Gas samples from the ipsilateral and contralateral lungs were collected before and after tumor resection. Before the gas sample collection, a fiberoptic bronchoscopy was performed to measure the distance between the opening of the double-lumen tube and the tracheal bifurcation. Based on the results of this bronchoscopy, a specially designed sample collection tube (made of Teflon) was inserted through a tracheal tube and placed on the tracheal bifurcation (Figure 5). In total, 2 ml of gas was drawn using a 50-ml gastight syringe (Agilent, PN 5190-147, Agilent Technologies Inc., Australia) and then ejected to remove the gas that was originally in the sample collection tube. Subsequently, 10 ml of gas was collected and injected into an airtight vial (Agilent Technologies Inc., Australia) to ensure that the collected gas was unilateral alveolar gas. All vials were thoroughly flushed and cleaned with nitrogen gas (purity of 99.999%, Liming Gas Inc., China) before being evacuated for breath sampling to remove any residual contaminants3 All gas samples were processed within 3 h of collection.

Figure 5
figure 5

Aschematic diagram of gas collection from a single lung (This diagram was drawn by CS.W).

The collection of blood samples:

Peripheral veins were opened and 2 ml of venous blood was collected from the patients at the start of surgery and after tumor resection. After collection, the blood samples were stored in 20-ml airtight vials (Agilent Technologies Inc., Australia) and immediately sent to a laboratory for analysis.

Solid-phase microextraction (SPME) procedure

A manual SPME holder with 75-μm-thick carboxen/polydimethylsiloxane fibers was purchased from Supelco (Bellefonte, USA). The SPME fiber was inserted into the vial and exposed to the gaseous sample or the headspace of the blood sample for 20 min at 40°C. Subsequently, the desorption of volatiles occurred in the hot GC injector at 200°C for 2 min.

GC/MS analysis

All samples were subjected to gas chromatography (GC)/mass spectrometry (MS) analysis (GCMS-QP2010, Shimadzu, Japan). The following GC conditions were employed: an A DB-5MS (30 m length × 0.250 internal diameter (ID) × 0.25 µm film thickness) (Agilent Technologies, USA) plot column was used and high-purity helium (≥99.999%) was used as the carrier gas with a flow rate of 2.0 ml/min. A splitless injector was employed with an inlet temperature of 200°C. The column temperature was 40°C. The temperature was increased in accordance with the following program: the initial temperature of 40°C was maintained for 2 min; the temperature was increased to 200°C at a speed of 7°C/min and maintained at this temperature for 1 min; and finally, the temperature was increased to 230°C at a speed of 20°C/min and maintained for 3 min.
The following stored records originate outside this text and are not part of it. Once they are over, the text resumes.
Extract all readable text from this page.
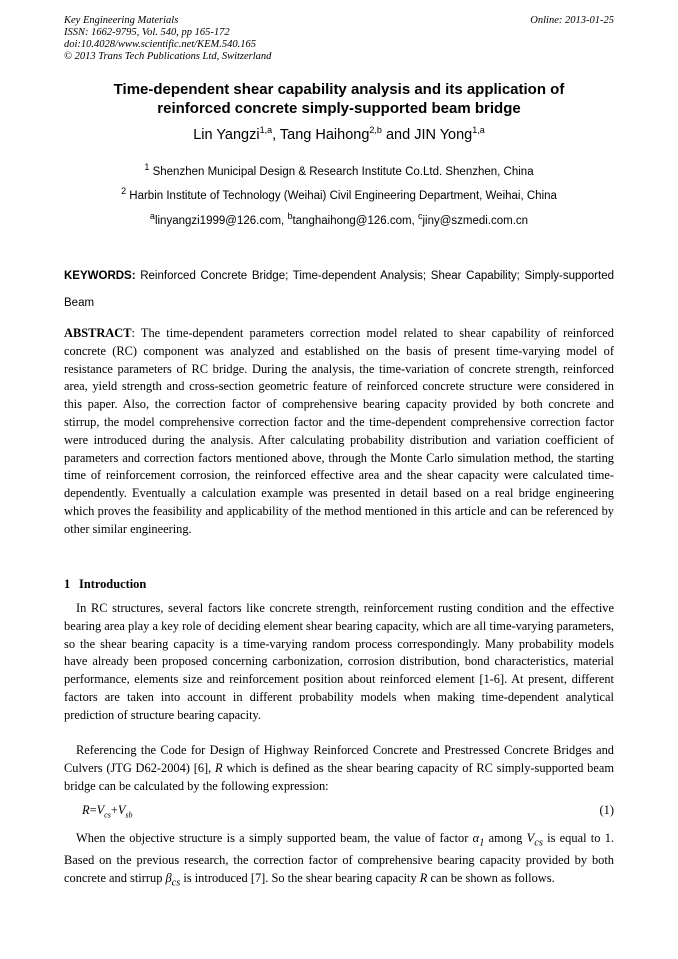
Key Engineering Materials
ISSN: 1662-9795, Vol. 540, pp 165-172
doi:10.4028/www.scientific.net/KEM.540.165
© 2013 Trans Tech Publications Ltd, Switzerland
Online: 2013-01-25
Time-dependent shear capability analysis and its application of
reinforced concrete simply-supported beam bridge
Lin Yangzi$^{1,a}$, Tang Haihong$^{2,b}$ and JIN Yong$^{1,a}$
$^1$ Shenzhen Municipal Design & Research Institute Co.Ltd. Shenzhen, China
$^2$ Harbin Institute of Technology (Weihai) Civil Engineering Department, Weihai, China
$^a$linyangzi1999@126.com, $^b$tanghaihong@126.com, $^c$jiny@szmedi.com.cn
KEYWORDS: Reinforced Concrete Bridge; Time-dependent Analysis; Shear Capability; Simply-supported Beam
ABSTRACT: The time-dependent parameters correction model related to shear capability of reinforced concrete (RC) component was analyzed and established on the basis of present time-varying model of resistance parameters of RC bridge. During the analysis, the time-variation of concrete strength, reinforced area, yield strength and cross-section geometric feature of reinforced concrete structure were considered in this paper. Also, the correction factor of comprehensive bearing capacity provided by both concrete and stirrup, the model comprehensive correction factor and the time-dependent comprehensive correction factor were introduced during the analysis. After calculating probability distribution and variation coefficient of parameters and correction factors mentioned above, through the Monte Carlo simulation method, the starting time of reinforcement corrosion, the reinforced effective area and the shear capacity were calculated time-dependently. Eventually a calculation example was presented in detail based on a real bridge engineering which proves the feasibility and applicability of the method mentioned in this article and can be referenced by other similar engineering.
1 Introduction

In RC structures, several factors like concrete strength, reinforcement rusting condition and the effective bearing area play a key role of deciding element shear bearing capacity, which are all time-varying parameters, so the shear bearing capacity is a time-varying random process correspondingly. Many probability models have already been proposed concerning carbonization, corrosion distribution, bond characteristics, material performance, elements size and reinforcement position about reinforced element [1-6]. At present, different factors are taken into account in different probability models when making time-dependent analytical prediction of structure bearing capacity.

Referencing the Code for Design of Highway Reinforced Concrete and Prestressed Concrete Bridges and Culvers (JTG D62-2004) [6], R which is defined as the shear bearing capacity of RC simply-supported beam bridge can be calculated by the following expression:

$R=V_{cs}+V_{sb}$	(1)

When the objective structure is a simply supported beam, the value of factor $\alpha_1$ among $V_{cs}$ is equal to 1. Based on the previous research, the correction factor of comprehensive bearing capacity provided by both concrete and stirrup $\beta_{cs}$ is introduced [7]. So the shear bearing capacity R can be shown as follows.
The MS conditions included a 70-eV ionization voltage and a 300°C ion source temperature. The MS was conducted in full scan mode and the mass-to-charge ratio (m/z) was 35-200.

Extraction and pretreatment of GC/MS raw data

Raw GC/MS data were converted into CDF format (NetCDF) files and subsequently processed by the XCMS toolbox. The XCMS parameters were the default settings, with the following exceptions: xcmsSet (fwhm = 8, snthresh = 6 and max = 200), retcor (method = “linear”, family = “gaussian” and plottype = “mdevden”) and a bandwidth of 8 for the first grouping command and 4 for the second grouping command22,23.

Statistical analysis

Normalized data were exported to SIMCA-p 11.5 for principal component analysis (PCA) partial least-squares discriminant analysis (PLSDA) and orthogonal partial least-squares discriminant analysis (OPLSDA). To guard against overfitting, the default seven-round cross-validation in the SIMCA-p software was applied and permutation tests with 100 iterations were performed to further validate the supervised model. In addition, the nonparametric Kruskal-Wallis rank sum test was performed for each metabolite and the corresponding false discovery rate (FDR) based on p-values was calculated to correct for multiple comparisons. Based on variable importance in the projection (VIP) values calculated from the OPLSDA model and FDR values, potential metabolic biomarkers were selected using thresholds of 1.0 and 0.01, respectively.